Andrew Brown wrote:
It's not really a query. I'm thinking out loud. Ian Lynch made some good points about OSS applications best understood as a strategic collaboration between behemoths like IBM and SUN. But that's not how Eric Raymond would see it.
Bingo! ESR's thesis was based on the notion of the "user-programmer". The same people who used the program hacked on it as well. That was how the Linux kernel came to be. That's how all those GNU/Linux utilities were written. Regular folks that simply used the program without any meaningful contribution were practically irrelevant.
AFAICT, OpenOffice.org is almost unique in the world of open-source. The closest equivalent would be the Mozilla/Firefox/T-bird projects.

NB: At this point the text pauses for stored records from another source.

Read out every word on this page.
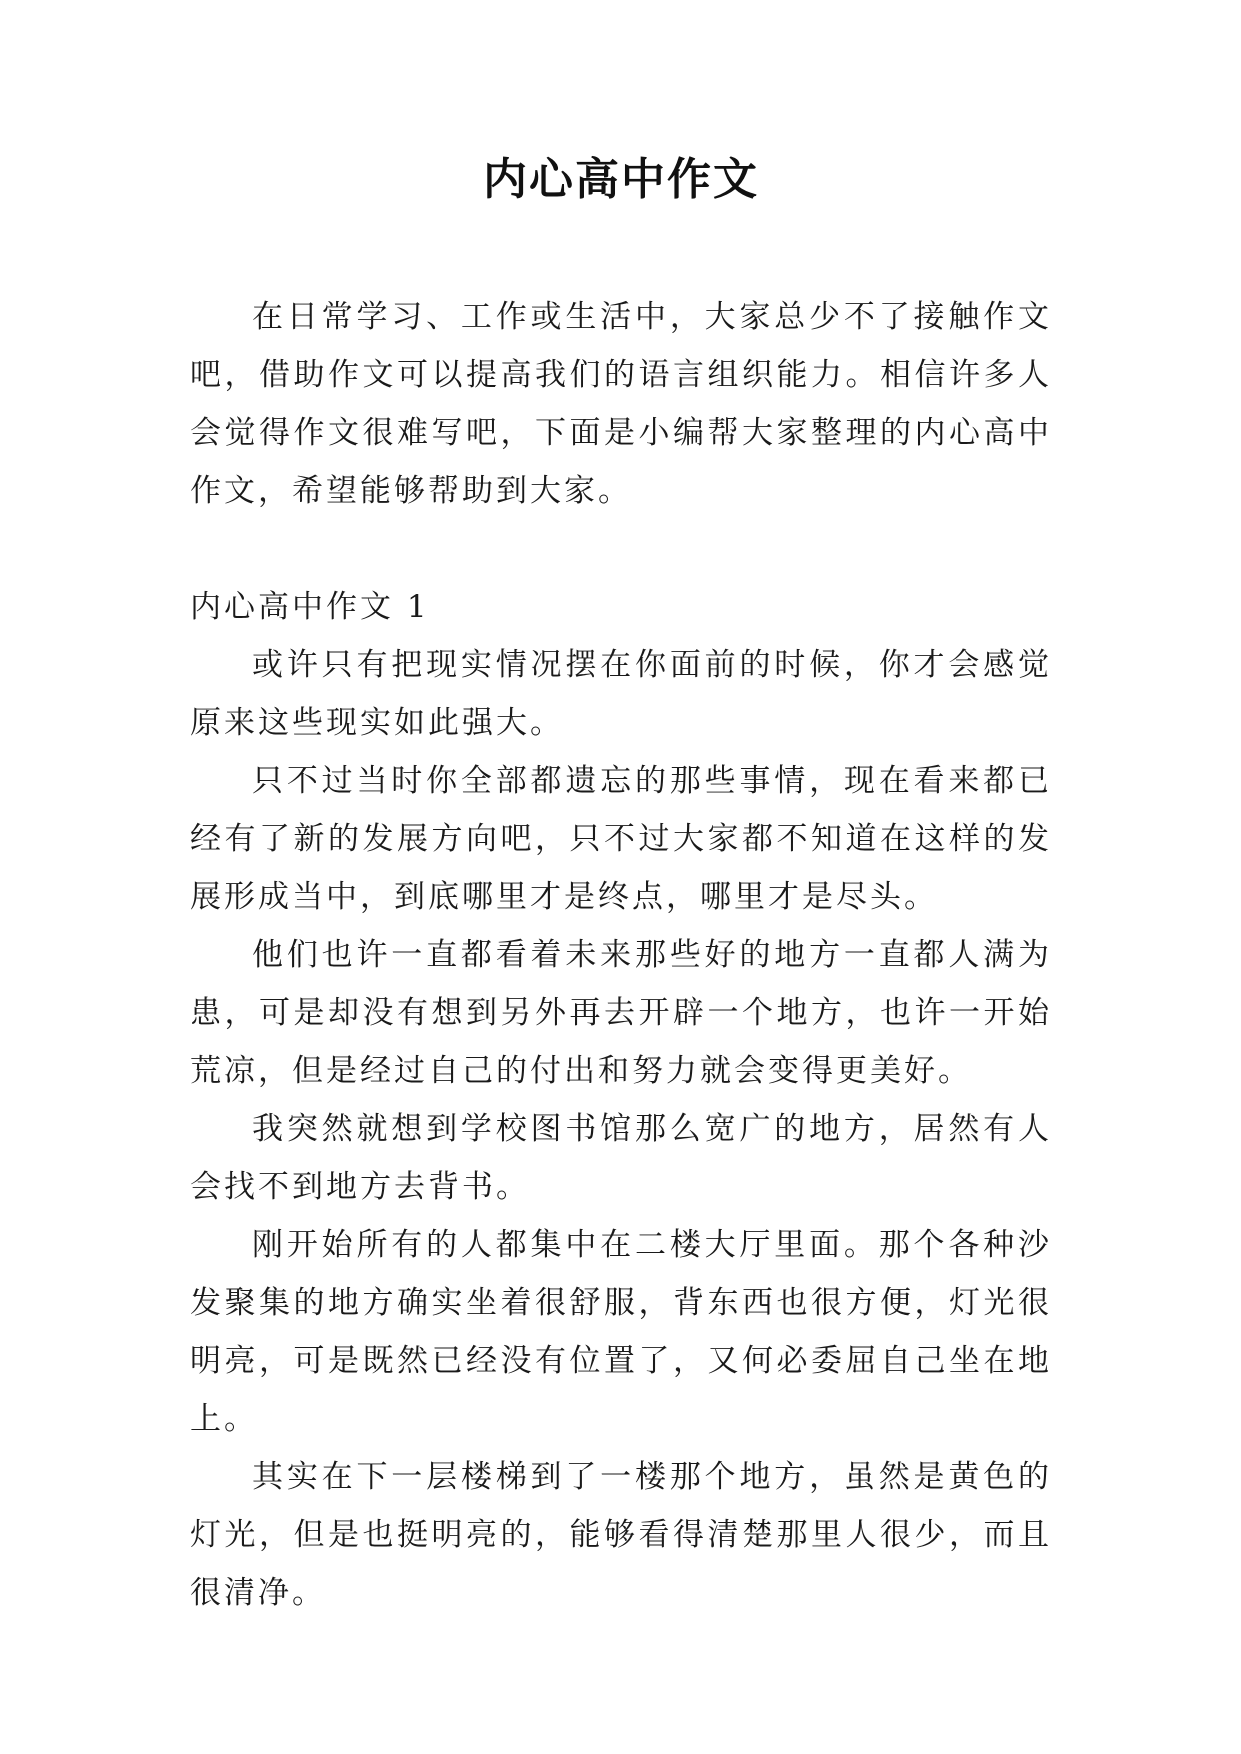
内心高中作文

在日常学习、工作或生活中，大家总少不了接触作文吧，借助作文可以提高我们的语言组织能力。相信许多人会觉得作文很难写吧，下面是小编帮大家整理的内心高中作文，希望能够帮助到大家。

内心高中作文 1

或许只有把现实情况摆在你面前的时候，你才会感觉原来这些现实如此强大。

只不过当时你全部都遗忘的那些事情，现在看来都已经有了新的发展方向吧，只不过大家都不知道在这样的发展形成当中，到底哪里才是终点，哪里才是尽头。

他们也许一直都看着未来那些好的地方一直都人满为患，可是却没有想到另外再去开辟一个地方，也许一开始荒凉，但是经过自己的付出和努力就会变得更美好。

我突然就想到学校图书馆那么宽广的地方，居然有人会找不到地方去背书。

刚开始所有的人都集中在二楼大厅里面。那个各种沙发聚集的地方确实坐着很舒服，背东西也很方便，灯光很明亮，可是既然已经没有位置了，又何必委屈自己坐在地上。

其实在下一层楼梯到了一楼那个地方，虽然是黄色的灯光，但是也挺明亮的，能够看得清楚那里人很少，而且很清净。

Chad, if you're still following this thread, this is why ODF is so important. I agree that for the normal "average" user ODF is pretty much irrelevant *at the moment*. But taken in the context of Sun's overall strategy, the very real needs of governments and large corporates, and looking forward a number of years, success in driving the wholesale adoption of ODF in those markets will drive a stake into the heart of Microsoft's very real monopoly in office systems. Give people a first-class, cross-platform, office suite and a first-class, cross-platform, Internet suite (Mozilla/FF/TB, etc) and you have a large class of computer users with no real need to pay MS for copies of Windows either.